Mesa Verde
somehow the U.S. found the way
to make a huge Colorado mesa into a national park,
with tens of miles of excellent paved roads,
rising from the flatlands below
and shouting above and along steep drop-offs,
till the road settles on a high forested plateau,
and then delivers us to where impressive cliff dwellings
fill the protected spaces underneath a great thrust of sandstone,
this is where what the Park calls Cliff Palace
allows us to look down on elaborate structures
laboriously built to serve the vision of the builders,
they who decided that kivas were vital to the whole,
those circles of stone that connect the Earth with the Heavens,
the alive with the dead,
the past with the present with the future,
something about these cliff dwellings
broke through the stasis and lethargy
that plagues our society now
and too often keeps us from investing in the future
by investing in access to the past,
why did Mesa Verde get protected within such an impressive national park?

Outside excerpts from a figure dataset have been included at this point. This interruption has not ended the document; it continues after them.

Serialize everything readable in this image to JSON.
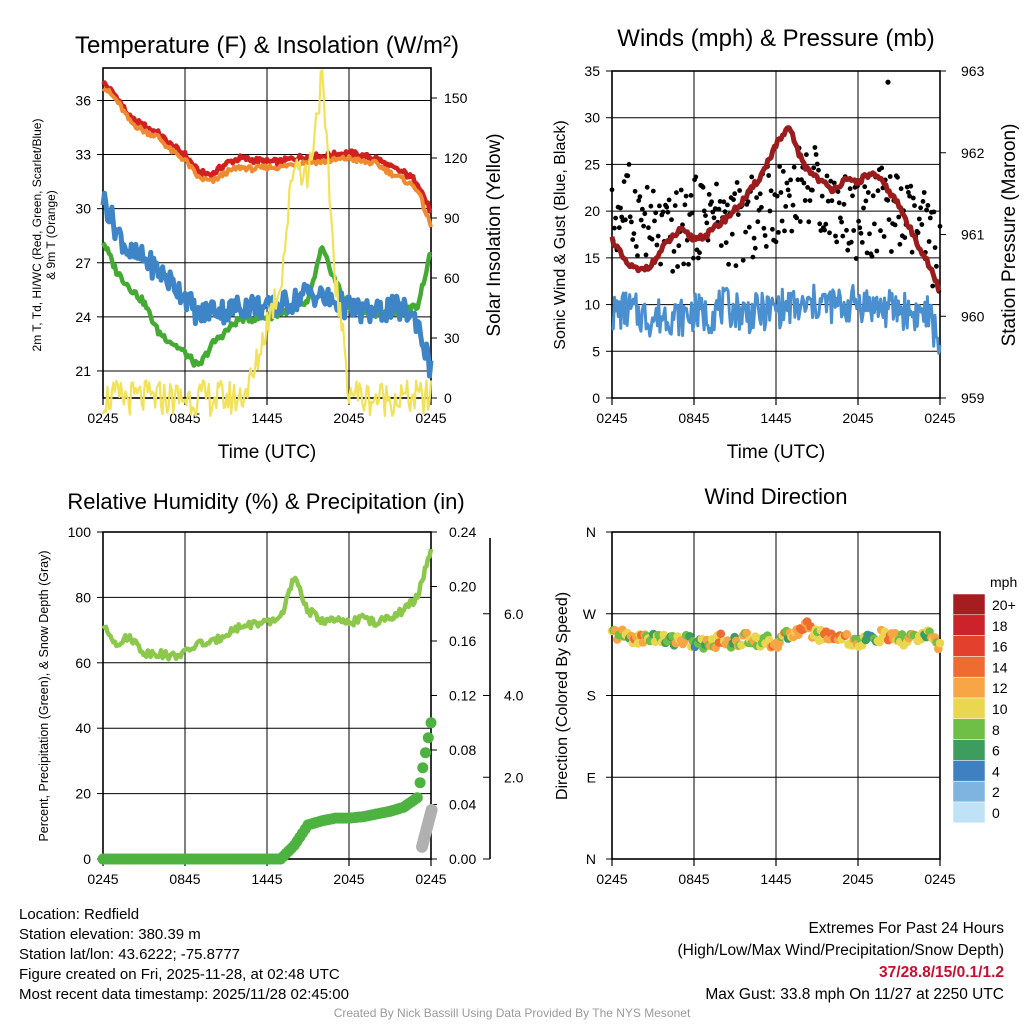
{
  "chart_data": [
    {
      "id": "temp",
      "type": "line",
      "title": "Temperature (F) & Insolation (W/m²)",
      "xlabel": "Time (UTC)",
      "ylabel_lines": [
        "2m T, Td, HI/WC (Red, Green, Scarlet/Blue)",
        "& 9m T (Orange)"
      ],
      "y2label": "Solar Insolation (Yellow)",
      "xticks": [
        "0245",
        "0845",
        "1445",
        "2045",
        "0245"
      ],
      "yticks": [
        21,
        24,
        27,
        30,
        33,
        36
      ],
      "y2ticks": [
        0,
        30,
        60,
        90,
        120,
        150
      ],
      "ylim": [
        19.5,
        37.8
      ],
      "y2lim": [
        0,
        165
      ],
      "x": [
        0,
        1,
        2,
        3,
        4,
        5,
        6,
        7,
        8,
        9,
        10,
        11,
        12,
        13,
        14,
        15,
        16,
        17,
        18,
        19,
        20,
        21,
        22,
        23,
        24
      ],
      "series": [
        {
          "name": "2m T",
          "color": "#d02020",
          "values": [
            37.0,
            36.2,
            35.0,
            34.6,
            34.2,
            33.5,
            33.0,
            32.0,
            31.9,
            32.5,
            32.8,
            32.7,
            32.6,
            32.6,
            32.8,
            32.9,
            32.9,
            33.0,
            33.1,
            32.9,
            32.8,
            32.3,
            32.0,
            31.5,
            29.8
          ]
        },
        {
          "name": "9m T",
          "color": "#f08a30",
          "values": [
            36.8,
            36.0,
            34.8,
            34.3,
            34.0,
            33.2,
            32.7,
            31.7,
            31.5,
            32.0,
            32.3,
            32.2,
            32.3,
            32.3,
            32.5,
            32.6,
            32.6,
            32.7,
            32.8,
            32.6,
            32.5,
            32.0,
            31.6,
            31.1,
            29.0
          ]
        },
        {
          "name": "Td",
          "color": "#44aa33",
          "values": [
            28.2,
            26.5,
            25.6,
            24.8,
            23.2,
            22.6,
            22.0,
            21.2,
            22.5,
            23.2,
            23.9,
            23.9,
            24.0,
            24.2,
            24.5,
            24.8,
            27.8,
            26.0,
            24.5,
            24.3,
            24.2,
            24.2,
            24.3,
            24.6,
            27.6
          ]
        },
        {
          "name": "HI/WC",
          "color": "#3d85c6",
          "values": [
            30.6,
            28.8,
            27.5,
            27.2,
            26.6,
            25.9,
            25.2,
            24.0,
            24.5,
            24.3,
            24.6,
            24.7,
            24.4,
            24.7,
            24.9,
            25.4,
            25.1,
            24.8,
            24.5,
            24.3,
            24.2,
            24.5,
            24.4,
            23.8,
            21.0
          ]
        },
        {
          "name": "Solar Insolation",
          "color": "#f2e25a",
          "axis": "y2",
          "values": [
            0,
            0,
            0,
            0,
            0,
            0,
            0,
            0,
            0,
            0,
            0,
            10,
            38,
            58,
            120,
            110,
            160,
            60,
            5,
            0,
            0,
            0,
            0,
            0,
            0
          ]
        }
      ]
    },
    {
      "id": "wind",
      "type": "line",
      "title": "Winds (mph) & Pressure (mb)",
      "xlabel": "Time (UTC)",
      "ylabel": "Sonic Wind & Gust (Blue, Black)",
      "y2label": "Station Pressure (Maroon)",
      "xticks": [
        "0245",
        "0845",
        "1445",
        "2045",
        "0245"
      ],
      "yticks": [
        0,
        5,
        10,
        15,
        20,
        25,
        30,
        35
      ],
      "y2ticks": [
        959,
        960,
        961,
        962,
        963
      ],
      "ylim": [
        0,
        35
      ],
      "y2lim": [
        959,
        963
      ],
      "x": [
        0,
        1,
        2,
        3,
        4,
        5,
        6,
        7,
        8,
        9,
        10,
        11,
        12,
        13,
        14,
        15,
        16,
        17,
        18,
        19,
        20,
        21,
        22,
        23,
        24
      ],
      "series": [
        {
          "name": "Sonic Wind",
          "color": "#4a90d0",
          "values": [
            9.0,
            9.5,
            9.0,
            8.5,
            9.0,
            8.6,
            9.2,
            8.8,
            9.8,
            9.5,
            9.0,
            9.2,
            9.5,
            9.8,
            9.5,
            10.2,
            10.0,
            9.8,
            10.3,
            9.9,
            9.5,
            9.6,
            9.0,
            9.2,
            6.0
          ]
        },
        {
          "name": "Gust",
          "color": "#000000",
          "marker": "dot",
          "values": [
            18.5,
            21.0,
            19.5,
            18.0,
            17.0,
            18.0,
            19.0,
            20.5,
            19.0,
            18.5,
            19.0,
            20.0,
            21.0,
            22.0,
            23.0,
            22.5,
            21.0,
            20.0,
            19.0,
            19.5,
            20.5,
            19.5,
            18.5,
            17.5,
            15.0
          ]
        },
        {
          "name": "Station Pressure",
          "color": "#9b1c1c",
          "axis": "y2",
          "values": [
            960.95,
            960.65,
            960.55,
            960.65,
            960.9,
            961.05,
            960.95,
            961.0,
            961.15,
            961.3,
            961.5,
            961.75,
            962.1,
            962.3,
            961.85,
            961.7,
            961.55,
            961.65,
            961.65,
            961.75,
            961.6,
            961.35,
            961.0,
            960.7,
            960.3
          ]
        }
      ],
      "annotation": "Max Gust 33.8 mph"
    },
    {
      "id": "rh",
      "type": "line",
      "title": "Relative Humidity (%) & Precipitation (in)",
      "ylabel": "Percent, Precipitation (Green), & Snow Depth (Gray)",
      "xticks": [
        "0245",
        "0845",
        "1445",
        "2045",
        "0245"
      ],
      "yticks": [
        0,
        20,
        40,
        60,
        80,
        100
      ],
      "y2ticks": [
        "0.00",
        "0.04",
        "0.08",
        "0.12",
        "0.16",
        "0.20",
        "0.24"
      ],
      "y3ticks": [
        "2.0",
        "4.0",
        "6.0"
      ],
      "ylim": [
        0,
        100
      ],
      "y2lim": [
        0,
        0.24
      ],
      "y3lim": [
        0,
        8.0
      ],
      "x": [
        0,
        1,
        2,
        3,
        4,
        5,
        6,
        7,
        8,
        9,
        10,
        11,
        12,
        13,
        14,
        15,
        16,
        17,
        18,
        19,
        20,
        21,
        22,
        23,
        24
      ],
      "series": [
        {
          "name": "Relative Humidity",
          "color": "#8cc84b",
          "values": [
            71,
            66,
            68,
            63,
            63,
            62,
            63,
            66,
            66,
            69,
            71,
            72,
            72,
            74,
            86,
            76,
            73,
            73,
            72,
            74,
            72,
            74,
            76,
            80,
            95
          ]
        },
        {
          "name": "Precipitation",
          "color": "#4db240",
          "axis": "y2",
          "marker": "dot",
          "values": [
            0,
            0,
            0,
            0,
            0,
            0,
            0,
            0,
            0,
            0,
            0,
            0,
            0,
            0,
            0.01,
            0.025,
            0.028,
            0.03,
            0.03,
            0.031,
            0.033,
            0.035,
            0.038,
            0.045,
            0.1
          ]
        },
        {
          "name": "Snow Depth",
          "color": "#b0b0b0",
          "axis": "y3",
          "marker": "dot",
          "values": [
            null,
            null,
            null,
            null,
            null,
            null,
            null,
            null,
            null,
            null,
            null,
            null,
            null,
            null,
            null,
            null,
            null,
            null,
            null,
            null,
            null,
            null,
            null,
            0.3,
            1.2
          ]
        }
      ]
    },
    {
      "id": "dir",
      "type": "scatter",
      "title": "Wind Direction",
      "ylabel": "Direction (Colored By Speed)",
      "xticks": [
        "0245",
        "0845",
        "1445",
        "2045",
        "0245"
      ],
      "yticks": [
        "N",
        "E",
        "S",
        "W",
        "N"
      ],
      "ylim": [
        0,
        360
      ],
      "x": [
        0,
        1,
        2,
        3,
        4,
        5,
        6,
        7,
        8,
        9,
        10,
        11,
        12,
        13,
        14,
        15,
        16,
        17,
        18,
        19,
        20,
        21,
        22,
        23,
        24
      ],
      "direction_deg": [
        248,
        246,
        242,
        245,
        240,
        243,
        238,
        236,
        242,
        238,
        244,
        240,
        238,
        246,
        258,
        247,
        246,
        244,
        238,
        243,
        246,
        240,
        244,
        246,
        236
      ],
      "speed_mph": [
        10,
        9,
        12,
        8,
        8,
        11,
        7,
        10,
        12,
        9,
        10,
        9,
        12,
        9,
        14,
        11,
        12,
        12,
        10,
        7,
        12,
        9,
        10,
        8,
        12
      ],
      "legend_title": "mph",
      "legend_labels": [
        "20+",
        "18",
        "16",
        "14",
        "12",
        "10",
        "8",
        "6",
        "4",
        "2",
        "0"
      ],
      "legend_colors": [
        "#a51d21",
        "#cc2229",
        "#e3412e",
        "#ee6b31",
        "#f7a545",
        "#ead64f",
        "#6fbe45",
        "#3d9d5e",
        "#3f80c0",
        "#7fb4e0",
        "#bfe2f7"
      ]
    }
  ],
  "colors": {
    "grid": "#000000",
    "background": "#ffffff",
    "extremes": "#c8102e",
    "credit": "#9a9a9a"
  },
  "footer": {
    "location": "Location: Redfield",
    "elevation": "Station elevation: 380.39 m",
    "latlon": "Station lat/lon: 43.6222; -75.8777",
    "created": "Figure created on Fri, 2025-11-28, at 02:48 UTC",
    "recent": "Most recent data timestamp: 2025/11/28 02:45:00",
    "extremes_title": "Extremes For Past 24 Hours",
    "extremes_desc": "(High/Low/Max Wind/Precipitation/Snow Depth)",
    "extremes_values": "37/28.8/15/0.1/1.2",
    "max_gust": "Max Gust: 33.8 mph On 11/27 at 2250 UTC",
    "credit": "Created By Nick Bassill Using Data Provided By The NYS Mesonet"
  }
}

while to get to Chaco Canyon tens of miles of dirt road must be navigated,
roads easily made impassable by only a rainstorm?
what Indigenous people created at Chaco Canyon
is at least as impressive as what those people
built high up the cliffs at Mesa Verde,
one answer to the challenge of rememberig
is the fulsome response of Mesa Verde National Park,
another answer to the challenge is the minimal response to Chaco Canyon,
I would bet contemporaneous Indigenous people would not be surprised
at the absence at Chaco Canyon
but may be be surprised by the presence at Mesa Verde.